Issue 14
Monday, 15 August 2016
Charles Darwin University
Tiwi student Tammy Kerinaiwa and CDU GOO coordinator Ben Van Gelderen with GOO staff and students
Tiwi student Tammy Kerinaiwa and CDU GOO coordinator Ben Van Gelderen with GOO staff and students

Remote student teachers visit campus, urban schools

By Leanne Miles

A group of Charles Darwin University students from Indigenous communities across the Northern Territory has visited Darwin as part of a program aimed at growing the number of Indigenous teachers in community schools.

The Bachelor of Education (Primary) students are taking part in a fully accredited and nationally recognised teacher education program being delivered by CDU through the Growing Our Own (GOO) program in partnership with the Catholic Education Office.

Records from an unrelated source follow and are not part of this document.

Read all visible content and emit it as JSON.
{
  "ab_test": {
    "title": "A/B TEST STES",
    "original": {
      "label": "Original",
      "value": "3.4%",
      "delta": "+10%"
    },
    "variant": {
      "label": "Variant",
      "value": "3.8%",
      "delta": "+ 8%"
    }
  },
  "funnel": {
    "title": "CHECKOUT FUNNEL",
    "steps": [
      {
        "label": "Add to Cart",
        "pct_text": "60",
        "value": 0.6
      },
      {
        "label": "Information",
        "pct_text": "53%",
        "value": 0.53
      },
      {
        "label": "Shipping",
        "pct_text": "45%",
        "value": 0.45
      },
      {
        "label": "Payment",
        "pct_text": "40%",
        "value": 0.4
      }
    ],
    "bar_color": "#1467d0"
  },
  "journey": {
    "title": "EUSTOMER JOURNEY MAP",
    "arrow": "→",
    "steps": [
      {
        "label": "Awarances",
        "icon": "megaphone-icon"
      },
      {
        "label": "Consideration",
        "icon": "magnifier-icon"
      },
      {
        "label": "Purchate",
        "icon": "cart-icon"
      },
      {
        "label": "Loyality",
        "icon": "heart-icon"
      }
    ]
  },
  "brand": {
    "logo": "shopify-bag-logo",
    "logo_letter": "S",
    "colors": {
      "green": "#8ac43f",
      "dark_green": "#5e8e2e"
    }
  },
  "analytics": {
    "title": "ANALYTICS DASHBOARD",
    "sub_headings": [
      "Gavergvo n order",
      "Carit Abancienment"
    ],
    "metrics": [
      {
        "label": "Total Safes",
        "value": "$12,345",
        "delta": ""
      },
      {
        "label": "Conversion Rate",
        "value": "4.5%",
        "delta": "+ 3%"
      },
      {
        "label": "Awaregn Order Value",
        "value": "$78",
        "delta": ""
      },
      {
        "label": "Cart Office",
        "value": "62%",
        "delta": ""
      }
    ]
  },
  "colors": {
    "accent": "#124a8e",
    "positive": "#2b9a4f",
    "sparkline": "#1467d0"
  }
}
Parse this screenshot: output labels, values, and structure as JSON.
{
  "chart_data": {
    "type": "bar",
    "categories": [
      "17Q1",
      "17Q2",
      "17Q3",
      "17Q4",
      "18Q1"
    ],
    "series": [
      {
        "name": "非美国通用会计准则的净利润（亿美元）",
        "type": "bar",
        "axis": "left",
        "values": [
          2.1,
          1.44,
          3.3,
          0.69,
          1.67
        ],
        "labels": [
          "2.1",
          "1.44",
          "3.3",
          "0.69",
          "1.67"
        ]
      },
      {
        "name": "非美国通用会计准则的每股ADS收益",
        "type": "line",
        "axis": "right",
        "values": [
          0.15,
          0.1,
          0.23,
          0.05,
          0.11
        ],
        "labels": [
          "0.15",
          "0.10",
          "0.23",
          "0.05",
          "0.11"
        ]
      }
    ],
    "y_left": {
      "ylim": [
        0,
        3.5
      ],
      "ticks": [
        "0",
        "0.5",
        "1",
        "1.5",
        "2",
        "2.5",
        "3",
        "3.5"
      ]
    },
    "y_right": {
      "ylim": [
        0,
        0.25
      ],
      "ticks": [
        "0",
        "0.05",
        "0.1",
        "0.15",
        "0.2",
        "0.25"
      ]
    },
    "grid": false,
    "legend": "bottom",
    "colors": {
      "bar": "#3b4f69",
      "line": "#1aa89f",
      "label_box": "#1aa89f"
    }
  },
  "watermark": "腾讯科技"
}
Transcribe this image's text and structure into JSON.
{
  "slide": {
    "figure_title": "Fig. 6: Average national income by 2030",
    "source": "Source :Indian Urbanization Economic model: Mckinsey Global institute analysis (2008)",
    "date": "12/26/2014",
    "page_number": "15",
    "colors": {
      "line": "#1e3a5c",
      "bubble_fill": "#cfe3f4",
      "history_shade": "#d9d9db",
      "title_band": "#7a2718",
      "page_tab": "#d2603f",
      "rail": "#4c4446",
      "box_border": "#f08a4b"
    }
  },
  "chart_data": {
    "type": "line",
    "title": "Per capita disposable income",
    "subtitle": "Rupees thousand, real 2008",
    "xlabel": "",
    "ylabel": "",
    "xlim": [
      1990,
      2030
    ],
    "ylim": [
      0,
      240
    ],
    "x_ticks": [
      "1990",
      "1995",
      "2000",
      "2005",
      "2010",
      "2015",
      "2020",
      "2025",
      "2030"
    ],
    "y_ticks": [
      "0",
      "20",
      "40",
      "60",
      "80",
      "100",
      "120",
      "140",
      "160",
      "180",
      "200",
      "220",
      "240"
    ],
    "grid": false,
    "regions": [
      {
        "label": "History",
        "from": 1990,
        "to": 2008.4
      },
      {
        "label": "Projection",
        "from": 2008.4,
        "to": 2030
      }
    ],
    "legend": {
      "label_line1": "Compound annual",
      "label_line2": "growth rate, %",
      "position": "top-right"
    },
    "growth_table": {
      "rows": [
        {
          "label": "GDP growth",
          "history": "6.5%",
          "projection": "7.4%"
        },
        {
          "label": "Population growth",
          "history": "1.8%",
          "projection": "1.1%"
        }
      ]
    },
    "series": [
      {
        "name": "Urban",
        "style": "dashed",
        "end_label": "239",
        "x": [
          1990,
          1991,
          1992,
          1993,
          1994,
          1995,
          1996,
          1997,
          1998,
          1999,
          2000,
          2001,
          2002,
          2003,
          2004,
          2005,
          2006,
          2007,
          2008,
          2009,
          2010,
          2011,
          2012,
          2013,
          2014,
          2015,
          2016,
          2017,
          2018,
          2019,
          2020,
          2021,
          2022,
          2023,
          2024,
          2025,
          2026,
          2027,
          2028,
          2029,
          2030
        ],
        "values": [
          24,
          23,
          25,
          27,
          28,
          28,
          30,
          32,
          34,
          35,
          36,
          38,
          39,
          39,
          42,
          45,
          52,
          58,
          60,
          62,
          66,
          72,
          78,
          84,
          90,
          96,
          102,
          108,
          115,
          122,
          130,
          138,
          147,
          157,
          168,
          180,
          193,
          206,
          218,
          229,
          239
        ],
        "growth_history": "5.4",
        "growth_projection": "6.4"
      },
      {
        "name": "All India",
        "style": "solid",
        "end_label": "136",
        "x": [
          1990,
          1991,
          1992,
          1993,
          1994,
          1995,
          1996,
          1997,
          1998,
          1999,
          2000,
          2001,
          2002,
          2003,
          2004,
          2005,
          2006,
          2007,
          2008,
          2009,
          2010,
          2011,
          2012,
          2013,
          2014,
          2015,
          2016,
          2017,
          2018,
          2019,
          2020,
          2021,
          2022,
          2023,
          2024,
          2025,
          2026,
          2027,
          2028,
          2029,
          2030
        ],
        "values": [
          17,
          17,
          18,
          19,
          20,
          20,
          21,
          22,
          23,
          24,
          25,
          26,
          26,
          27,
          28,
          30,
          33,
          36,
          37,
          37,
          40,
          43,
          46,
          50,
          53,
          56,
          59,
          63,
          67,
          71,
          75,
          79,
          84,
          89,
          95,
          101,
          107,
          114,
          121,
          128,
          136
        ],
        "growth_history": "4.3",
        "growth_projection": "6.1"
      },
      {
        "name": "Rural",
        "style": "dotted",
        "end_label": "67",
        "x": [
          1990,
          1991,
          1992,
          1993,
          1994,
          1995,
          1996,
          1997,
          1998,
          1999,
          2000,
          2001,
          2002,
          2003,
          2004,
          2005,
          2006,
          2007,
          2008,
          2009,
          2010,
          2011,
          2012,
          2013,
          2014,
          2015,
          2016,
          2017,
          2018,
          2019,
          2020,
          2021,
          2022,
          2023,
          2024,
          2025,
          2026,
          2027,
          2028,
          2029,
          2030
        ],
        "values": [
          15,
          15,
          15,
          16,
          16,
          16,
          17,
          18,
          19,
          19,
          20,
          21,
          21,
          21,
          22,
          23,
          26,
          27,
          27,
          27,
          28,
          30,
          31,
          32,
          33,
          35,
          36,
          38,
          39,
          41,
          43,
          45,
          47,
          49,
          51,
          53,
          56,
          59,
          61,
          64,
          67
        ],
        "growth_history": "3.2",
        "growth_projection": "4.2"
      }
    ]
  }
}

During the visit the 17 students from Bathurst Island, Daly River, Katherine, Santa Teresa and Wadeye undertook an intensive unit and visited urban schools.

Tiwi student Tammy Kerinaiwa, who is in her second year of study, said she wanted to formalise her qualifications as a teacher after being inspired by her auntie and grandfather.

“Growing up with my auntie who was a Tiwi principal, I had always wanted to become a teacher,” she said. “When I become a qualified teacher I will be able to pass my knowledge on and also encourage the next generation of teachers in our community.”

CDU GOO coordinator Ben Van Gelderen said the program was customised to meet the needs of the students, and their communities and schools.

“The program is set up around the idea of two-way learning and knowledge exchange,” he said. “While the Indigenous students are working as assistant teachers and studying, they learn from the mainstream teachers and CDU lecturers and, in turn, they learn from the students about Indigenous ways of learning and living together .”

Ms Kerinaiwa said that having local people teach in communities provided an opportunity for Indigenous knowledge to be incorporated into the curriculum.

Now in its eighth year, the Australian Government funded program has celebrated the graduation of 21 students, who have since taken up teaching positions at remote Indigenous schools.

During the program each student's work is moderated rigorously against that of other students in the course and on completion they can apply for membership of the Northern Territory Teachers' Registration Board.